On pourrait ainsi considérer que dans nos derniers exemples l'alternance entre d'entre (55a) et de (55b) témoignerait d'un degré différent d'objectivité, plus élevé en (55a) qu'en (55b). La grammaire cognitive fournirait ainsi quelque caution à notre observation que la formule d'entre permet de désambiguïser certaines expressions partitives en de en excluant la possibilité d'interpréter de comme article (Englebert 1992, p. 118-120), la désambiguïsation et la recherche de la plus grande objectivité apparaissant comme deux manières différentes de rendre compte du même phénomène.

3. Conclusion

Ce que nous donnions comme une alternance ponctuelle est apparu, par cette étude, comme un problème tentaculaire, touchant à des mécanismes linguistiques variés, entre autres celui des constructions partitives et ceux qui régissent le système des pronoms personnels.

Si l'hypothèse formulée ne propose qu'une solution partielle au problème abordé (elle interprète les tendances dégagées mais non les faits concernés qui échappent à ces tendances), elle trouve toutefois quelque garantie dans la théorie guillaumienne des pronoms personnels et apporte des précisions, vérifiables par les faits, aux éléments d'analyse livrés par Milner.

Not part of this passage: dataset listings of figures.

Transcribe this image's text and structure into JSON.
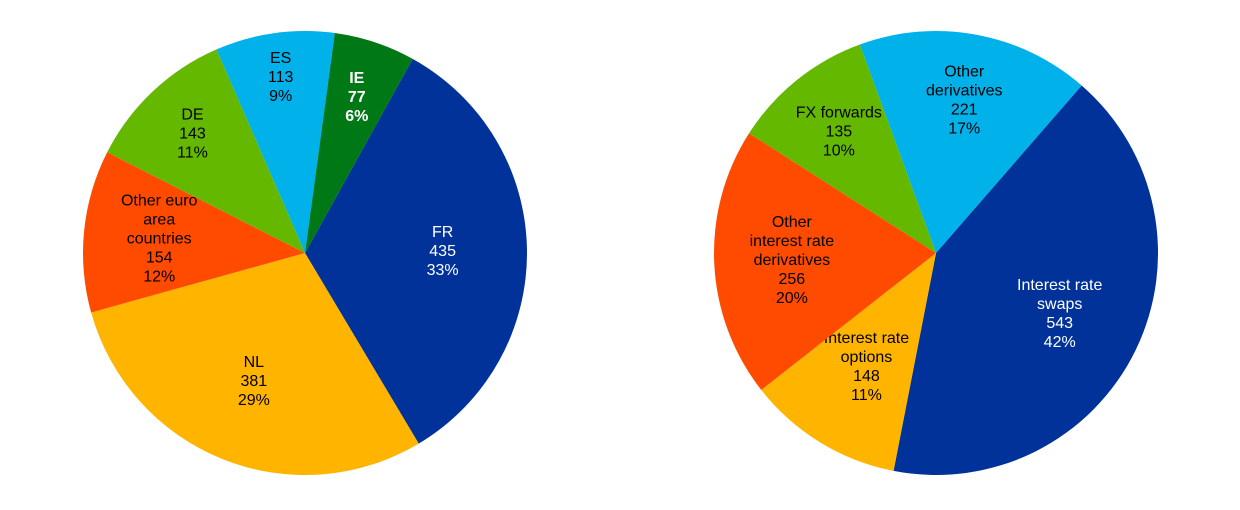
{
  "chart_data": [
    {
      "type": "pie",
      "title": "",
      "start_angle_deg": 29,
      "direction": "clockwise",
      "slices": [
        {
          "label": [
            "FR"
          ],
          "value": 435,
          "percent": "33%",
          "color": "#003299",
          "text_color": "#ffffff",
          "bold": false
        },
        {
          "label": [
            "NL"
          ],
          "value": 381,
          "percent": "29%",
          "color": "#FFB400",
          "text_color": "#000000",
          "bold": false
        },
        {
          "label": [
            "Other euro",
            "area",
            "countries"
          ],
          "value": 154,
          "percent": "12%",
          "color": "#FF4B00",
          "text_color": "#000000",
          "bold": false
        },
        {
          "label": [
            "DE"
          ],
          "value": 143,
          "percent": "11%",
          "color": "#65B800",
          "text_color": "#000000",
          "bold": false
        },
        {
          "label": [
            "ES"
          ],
          "value": 113,
          "percent": "9%",
          "color": "#00B1EA",
          "text_color": "#000000",
          "bold": false
        },
        {
          "label": [
            "IE"
          ],
          "value": 77,
          "percent": "6%",
          "color": "#007816",
          "text_color": "#ffffff",
          "bold": true
        }
      ]
    },
    {
      "type": "pie",
      "title": "",
      "start_angle_deg": 41,
      "direction": "clockwise",
      "slices": [
        {
          "label": [
            "Interest rate",
            "swaps"
          ],
          "value": 543,
          "percent": "42%",
          "color": "#003299",
          "text_color": "#ffffff",
          "bold": false
        },
        {
          "label": [
            "Interest rate",
            "options"
          ],
          "value": 148,
          "percent": "11%",
          "color": "#FFB400",
          "text_color": "#000000",
          "bold": false
        },
        {
          "label": [
            "Other",
            "interest rate",
            "derivatives"
          ],
          "value": 256,
          "percent": "20%",
          "color": "#FF4B00",
          "text_color": "#000000",
          "bold": false
        },
        {
          "label": [
            "FX forwards"
          ],
          "value": 135,
          "percent": "10%",
          "color": "#65B800",
          "text_color": "#000000",
          "bold": false
        },
        {
          "label": [
            "Other",
            "derivatives"
          ],
          "value": 221,
          "percent": "17%",
          "color": "#00B1EA",
          "text_color": "#000000",
          "bold": false
        }
      ]
    }
  ]
}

Ceci donne au bilan de notre étude un aspect positif qui encourage à creuser le problème là où la solution reste douteuse.



Notes

1. Le Centre de Recherche Documentaire de l'lnstitut National de la Langue française à Nancy a mis à ma disposition une partie de ses données relatives à cette entrée, soit un millier d'occurrences de d'entre issues de textes contemporains, corpus que j'ai enrichi d'occurrences recueillies au hasard de mes lectures.

2. On en trouvera une description complète dans Englebert, 1992.

3. Non pas tant parce que l'emploi de d'entre serait plus rare dans les textes littéraires que parce que la majorité des textes dépouillés exhaustivement sont des textes non strictement littéraires.

4. Les chiffres donnés entre parenthèses correspondent aux nombres d'occurrences recensées.

5. Lexpression «plus d'un», classée indéfini, aurait pu être rangée sous cette rubrique.

6. Parmi ceux-ci, signalons les adjectifs principal, premier, dernier.

7. Nous ne retenons ici que les constructions où d'entre alterne librement avec de; je ne considère pas les cas du type les garçons d'entre douze et quinze ans.

8. Dans les deux exemples de quantitatifs cités, selon Milner ni «deux» ni «certains» ne sont des déterminants du nom «livres». Nous ne discuterons pas ici la pertinence de cette analyse.

9. Sur ce point, v. plus particulièrement Moignet (1965)

10. Par exemple, nous relevons 34 fois aucun mais 121 fois certains.

11. Les pluriels internes constituent l'exception en français.